A new study shows that leukemic stem cells that propagate myeloproliferative disorders can harness stromal cells in the bone marrow niche to favor their own function and induce fibrosis while impairing normal hematopoiesis (Cell Stem Cell, 13, 285–299 ).

Koen Schepers et al. showed that endosteal stromal cells, found at the bone surface of the bone marrow, can give rise to osteoblastic cells, which can then maintain hematopoietic stem cells. Using a mouse model of human chronic myelogenous leukemia, the authors showed that disease development in these mice resulted in expansion of osteoblastic cells and bone marrow fibrosis, which is often found in humans with myeloproliferative disorders.
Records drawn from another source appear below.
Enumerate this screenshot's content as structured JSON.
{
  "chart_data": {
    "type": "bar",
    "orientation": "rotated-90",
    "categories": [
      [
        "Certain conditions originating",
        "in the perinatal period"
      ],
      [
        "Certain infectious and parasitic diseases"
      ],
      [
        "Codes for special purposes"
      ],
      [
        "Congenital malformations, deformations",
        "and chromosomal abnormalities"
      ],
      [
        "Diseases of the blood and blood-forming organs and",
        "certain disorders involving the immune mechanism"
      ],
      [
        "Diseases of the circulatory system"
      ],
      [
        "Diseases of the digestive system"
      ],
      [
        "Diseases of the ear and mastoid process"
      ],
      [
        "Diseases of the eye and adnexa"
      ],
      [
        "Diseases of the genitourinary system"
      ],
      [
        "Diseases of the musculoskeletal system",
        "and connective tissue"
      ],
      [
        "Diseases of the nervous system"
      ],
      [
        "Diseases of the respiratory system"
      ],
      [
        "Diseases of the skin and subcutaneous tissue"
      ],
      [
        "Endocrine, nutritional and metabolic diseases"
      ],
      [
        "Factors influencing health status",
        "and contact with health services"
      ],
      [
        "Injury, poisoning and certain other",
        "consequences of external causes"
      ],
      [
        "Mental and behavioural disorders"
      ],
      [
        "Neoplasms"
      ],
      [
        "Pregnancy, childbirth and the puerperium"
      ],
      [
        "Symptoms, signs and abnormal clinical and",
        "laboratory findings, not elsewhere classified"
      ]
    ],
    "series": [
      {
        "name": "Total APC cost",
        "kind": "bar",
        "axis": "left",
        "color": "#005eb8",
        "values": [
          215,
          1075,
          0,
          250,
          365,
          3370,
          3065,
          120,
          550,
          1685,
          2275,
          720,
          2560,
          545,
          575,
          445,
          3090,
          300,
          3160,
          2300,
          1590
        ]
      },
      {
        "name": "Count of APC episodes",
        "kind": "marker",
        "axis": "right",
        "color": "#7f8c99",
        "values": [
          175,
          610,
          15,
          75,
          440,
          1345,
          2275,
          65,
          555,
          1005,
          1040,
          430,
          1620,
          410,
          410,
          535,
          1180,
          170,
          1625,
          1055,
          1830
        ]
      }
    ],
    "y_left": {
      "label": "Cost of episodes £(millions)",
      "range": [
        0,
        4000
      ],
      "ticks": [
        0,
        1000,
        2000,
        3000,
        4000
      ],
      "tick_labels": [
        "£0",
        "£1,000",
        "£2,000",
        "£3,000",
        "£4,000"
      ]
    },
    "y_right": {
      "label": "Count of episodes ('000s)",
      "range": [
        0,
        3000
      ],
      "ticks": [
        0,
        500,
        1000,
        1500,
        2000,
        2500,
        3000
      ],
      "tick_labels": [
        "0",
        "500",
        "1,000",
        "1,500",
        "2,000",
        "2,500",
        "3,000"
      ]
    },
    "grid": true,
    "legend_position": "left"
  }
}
Cell–cell interactions and factors released by leukemic stem cells induced stromal cells to overproduce cells of the osteoblastic lineage, but these cells had an inflammatory phenotype that supported leukemic hematopoiesis and myelofibrosis at the expense of normal hematopoietic activity. The authors also investigated the genes involved in this process in myeloproliferative osteoblastic cells. Compared with control osteoblastic cells, they detected an increased expression of genes driving extracellular matrix organization and inflammatory responses, which are probably involved in tissue remodeling, and a downregulation of genes involved in maintaining normal hematopoiesis.

Although future studies should address the exact molecular underpinnings of these findings and their relevance in people with myeloproliferative disease, the results further our understanding of how leukemic cells exploit the bone marrow niche to reinforce leukemic growth at the expense of normal hematopoiesis.